Robert D. SkeelsRobert D. Skeels is a social justice writer, public education advocate, and immigrant rights activist. He lives, works, writes, and organizes in Los Angeles with his wife and cats. Robert holds a BA in Classical Civilization from the University of California at Los Angeles (UCLA), and is currently a law student at Peoples College of Law (PCL). A US Navy Veteran, he is a proud member of Veterans for Peace. A student of Liberation Theology and Paulo Freire's work, Robert devotes much time towards volunteer work for 12 step, church, homeless advocacy, and grassroots groups. Robert's articles and essays appear in publications including Schools Matter, CounterPunch, Dissident Voice, Daily Censored, Echo Park Patch, K12NN, LA Progressive, and The Los Angeles Daily News. In 2013 Robert ran for the LAUSD School Board against a billionaire funded corporate reform candidate, finishing second in a field of five, with over 5,200 votes.


NOTES

[1] MEChA: Movimiento Estudiantíl Chicano de Aztlán; CASA: Centro de Acción Social Autónomo.

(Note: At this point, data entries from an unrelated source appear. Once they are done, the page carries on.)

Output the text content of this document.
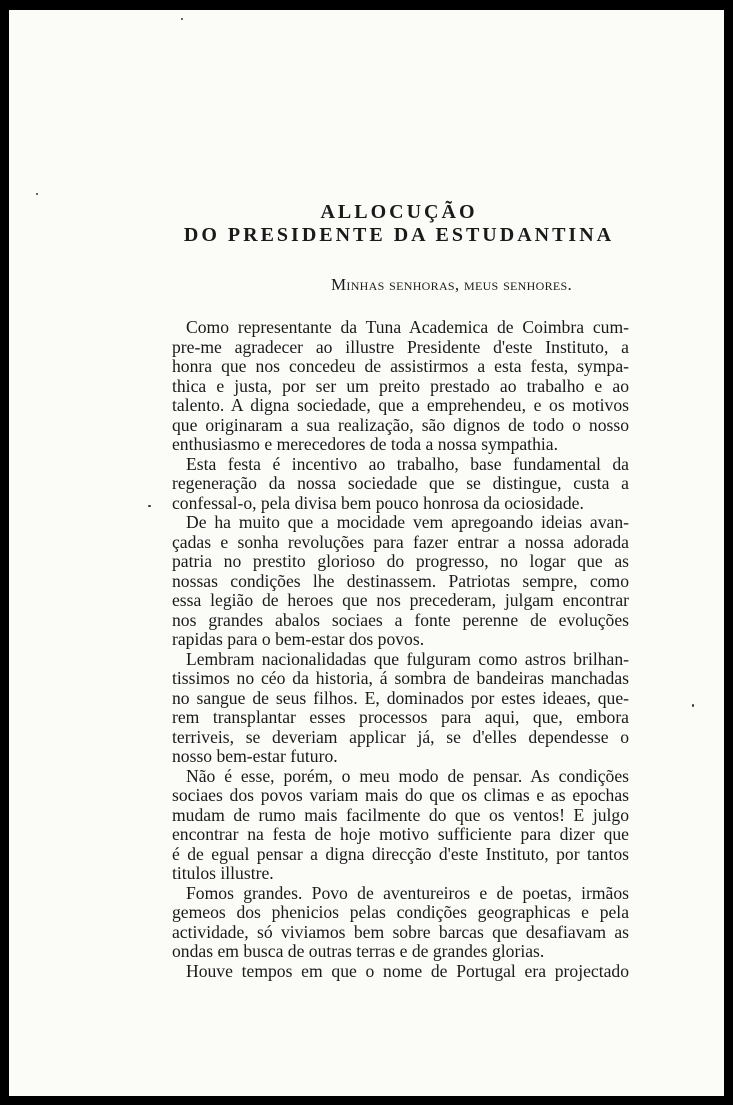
ALLOCUÇÃO
DO PRESIDENTE DA ESTUDANTINA
Minhas senhoras, meus senhores.
Como representante da Tuna Academica de Coimbra cum-
pre-me agradecer ao illustre Presidente d'este Instituto, a
honra que nos concedeu de assistirmos a esta festa, sympa-
thica e justa, por ser um preito prestado ao trabalho e ao
talento. A digna sociedade, que a emprehendeu, e os motivos
que originaram a sua realização, são dignos de todo o nosso
enthusiasmo e merecedores de toda a nossa sympathia.
Esta festa é incentivo ao trabalho, base fundamental da
regeneração da nossa sociedade que se distingue, custa a
confessal-o, pela divisa bem pouco honrosa da ociosidade.
De ha muito que a mocidade vem apregoando ideias avan-
çadas e sonha revoluções para fazer entrar a nossa adorada
patria no prestito glorioso do progresso, no logar que as
nossas condições lhe destinassem. Patriotas sempre, como
essa legião de heroes que nos precederam, julgam encontrar
nos grandes abalos sociaes a fonte perenne de evoluções
rapidas para o bem-estar dos povos.
Lembram nacionalidadas que fulguram como astros brilhan-
tissimos no céo da historia, á sombra de bandeiras manchadas
no sangue de seus filhos. E, dominados por estes ideaes, que-
rem transplantar esses processos para aqui, que, embora
terriveis, se deveriam applicar já, se d'elles dependesse o
nosso bem-estar futuro.
Não é esse, porém, o meu modo de pensar. As condições
sociaes dos povos variam mais do que os climas e as epochas
mudam de rumo mais facilmente do que os ventos! E julgo
encontrar na festa de hoje motivo sufficiente para dizer que
é de egual pensar a digna direcção d'este Instituto, por tantos
titulos illustre.
Fomos grandes. Povo de aventureiros e de poetas, irmãos
gemeos dos phenicios pelas condições geographicas e pela
actividade, só viviamos bem sobre barcas que desafiavam as
ondas em busca de outras terras e de grandes glorias.
Houve tempos em que o nome de Portugal era projectado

[2] The original post was http://twitter.com/#!/villaraigosa/status/80036981161205760, but Villaraigosa's twitter account was split into two at some point by the city.

[3] Disclosure: I was one of the twenty-some-odd founding members of the SCIC, which was formed on the initiative of prominent immigrant rights activists Carlos M. Montes, Gloria Saucedo, and Jessie Diaz. However, I was inactive by the time that the frequent protests against Villaraigosa began.

[4] The charter school industry has been very effective at marketing their schools as being public. They go as far as to call themselves "public charter schools." The truth is that these unaccountable, privately managed entities with unelected boards have been repeatedly determined by both the courts and numerous other government bodies to be private sector agents. For a concise compendium of information, examples, and links on this see: Charter Schools are NOT Public Schools!

[5] See both the Executive Summary and the Data Tables for the OIM Report. This is just one of many reports confirming the abject exclusiveness and discrimination practiced by the charter sector.

[6] CSR lost a key seat in the 2011 elections to retired teacher Bennet Kayser, and lost two out of three races in the 2013 elections. Professional educators Steve Zimmer and Monica Ratliff beat their CSR funded non-educator opponents. The only CSR candidate to win in 2013 was long time Villaraigosa ally Mónica García (Disclosure: I was the runner up in the five candidate race that García won). Experts like Professor Diane Ravitch are asking Is the Tide Turning Against Corporate Reform in Los Angeles?

[7] Reconstitutions are a particularly terrible method to undermine public schools by the reformers. One of the best papers on this is "The Human Costs of Education Reform: The Case of School Reconstitution" by King Rice and Malen.

[8] Carr, Paul R., Porfilio, Bradley J., Editors. The Phenomenon of Obama and the Agenda for Education: Can Hope Audaciously Trump Neoliberalism?. Charlotte, N.C.: Information Age Pub., 2011. p. 176.

(Montañez's chapter is highly recommended — Obama, Eschucha! Estamos en la Lucha! Challenging Neoliberalism in Los Angeles Schools).

[9] Education author Jonathan Kozol explains the negligible distinction (and symbiotic relationship) between vouchers and charters: 'In the long run, charter schools are being strategically used to pave the way for vouchers. The voucher advocates, who are very powerful and funded by right-wing foundations and families, recognize that the word voucher has been successfully discredited by enlightened Americans who believe in the public sector. So they've resorted to two strategies. First, they no longer use the word "vouchers." They've adopted the seemingly benign phrase "school choice," but they are still voucher advocates.'

[10] The actual award was from the National Alliance for Public [sic] Charter Schools, though the fact they choose AEI as the venue for presenting the award is telling about their politics and who they serve.